Lerninhalte und Bildungsziele im Konflikt?
Am Beispiel der Mathematik wird der Frage nachgegangen,
ob wir heute noch sinnvoll lernen und lehren. Für wen
und für was müssen wir heutzutage Verantwortung
tragen?
Herr Dallmer gibt einen
Ausblick.
"Ich mache ja mit, aber weder macht es mir
Spaß, noch sehe ich, wozu ich das einmal brauchen
könnte." Hinter dieser Feststellung steckt
nicht unbedingt Nützlichkeitsdenken, sondern auch die
Suche nach Sinn. Da sind wir gefordert zu helfen. Gewiß,
es gibt jahrzehntelang erprobte und bewährte Inhalte,
Methoden, Denk- und Verfahrensweisen, mit denen wir
Fähigkeiten und Bildung meinen vermitteln zu können.
Neue Ideen und Inhalte sind nicht allein deswegen besser,
weil sie neu sind. Dennoch muß sich Schule immer wieder
fragen, ob das, was sie - und wie sie es - meint
vermitteln zu müssen, für die Zukunft unserer
Schülerinnen und Schüler - und damit für die Zukunft
unserer Gesellschaft - notwendig, wichtig und vertretbar
ist. Die Fragen sind einfach gestellt, ihre Antworten zu
finden, gleicht dem Bemühen, einen gordischen Knoten zu
durchschlagen.

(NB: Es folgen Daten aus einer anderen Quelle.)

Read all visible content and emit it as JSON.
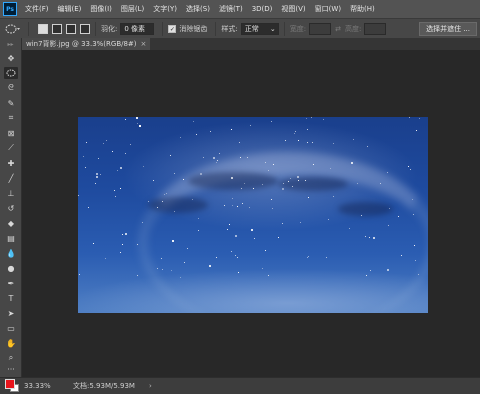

Ich will einige Gedankenfragmente dazu
zusammenstellen, zunächst am Beispiel des
Mathematikunterrichts.
Ist Mathe nutzlos?
Anfang des Jahres legte mir eine Schülerin aus der 9.
Klasse mit lächelndem Gesicht vor einer Klassenarbeit
eine Zeitungsnotiz mit dieser Schlagzeile auf den Tisch.

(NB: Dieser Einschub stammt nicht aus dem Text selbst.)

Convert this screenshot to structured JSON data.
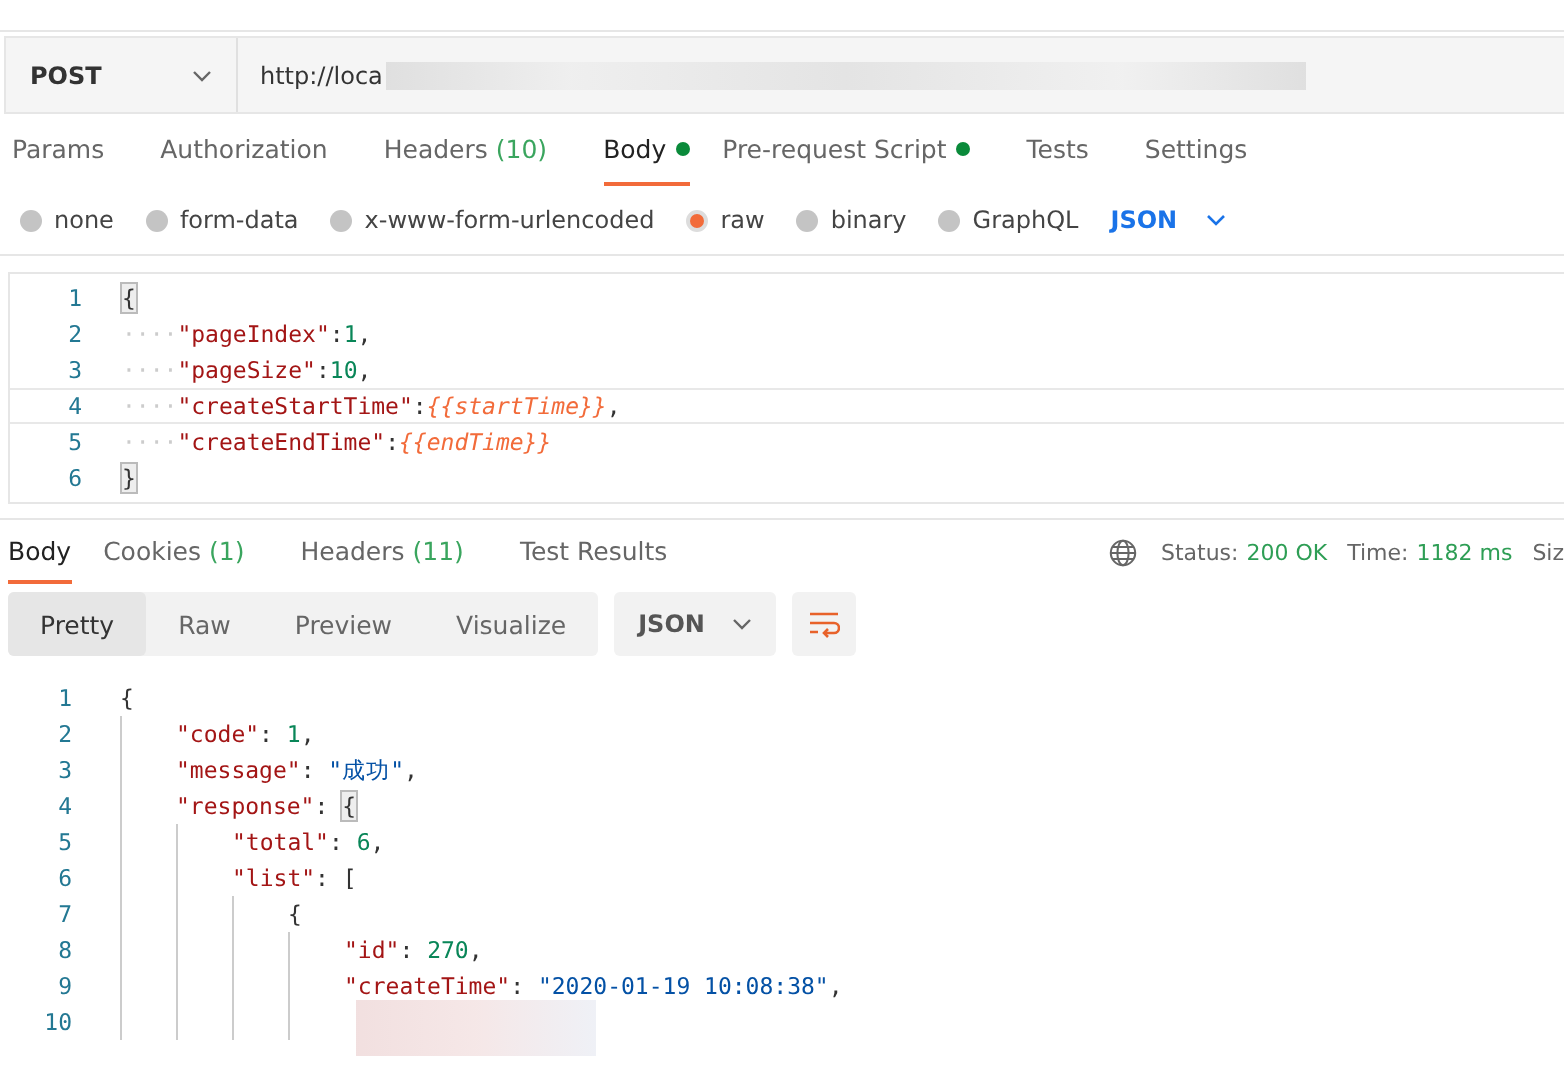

Weiter war zu lesen: "Mit der These, der
Mathematikunterricht nach den ersten sieben Schuljahren
spiele für das spätere Leben keine Rolle mehr, hat der
Mathematikprofessor Hans-Werner Heymann seine Zunft gegen
sich aufgebracht..." Wenn ich davon einmal
absehe, daß hier völlig undifferenziert nicht die Rede
davon ist, wessen späteres Leben eigentlich gemeint ist,
dann kann ich die Aussage sogar noch verstärken: Bedenke
ich die Fähigkeiten von Schülern in der
Prozentrechnung, dann müssen viele später mit noch
weniger auskommen. Wir haben ja den Taschenrechner. Das
Vertrauen auf ihn ist beträchtlich, das Mißtrauen auf
den korrekten Lösungsansatz und die korrekte Eingabe ist
gering. Nichts mehr durchschauen und verstehen zu
müssen, ach wie schön, beliebig manipulierbar zu sein,
ach, das merken wir dann gar nicht mehr.
Paradiesisch?
Wieviel Mathe braucht man?
Seit 1991 beschäftigt sich ein Arbeitskreis in der
Gesellschaft für Didaktik der Mathematik mit der, wie
man meint, historischen Umbruchsituation des
Mathematikunterrichts, wobei man nicht nur aus der
Perspektive des Mathematikunterrichts diskutiert, sondern
mit Blick auf Allgemeinbildungskonzepte. Also die Frage
nach neuen Bildungszielen. "Wieviel
Termumformungen braucht der Mensch?" Diese Frage
hat sich 1993 als bestimmende Metapher herausgestellt.
Man kann ergänzen: "Wieviel Kurvendiskussion
braucht der Mensch?" und "Wieviel
Mathematik braucht der gebildete Mensch?" Wie
kommt man nur zu solchen Fragestellungen, die manchen
Mathematiklehrer mehr als erschrecken? Ganz einfach: die
Computertechnik ist schuld. Angesichts neuartiger sog. "Trivialisierer"
wie Formelmanipulationssysteme, ganze Algebra- und
Geometriesysteme im fast Taschenrechnerformat, stellt
sich die Sinnfrage, warum wir noch so Mathematik treiben,
wie wir es bis zum Abitur in diesem Jahr getan haben. Bei
all den noch fehlenden Antworten gibt es aber doch die
wichtige Erkenntnis, daß die "Trivialisierung"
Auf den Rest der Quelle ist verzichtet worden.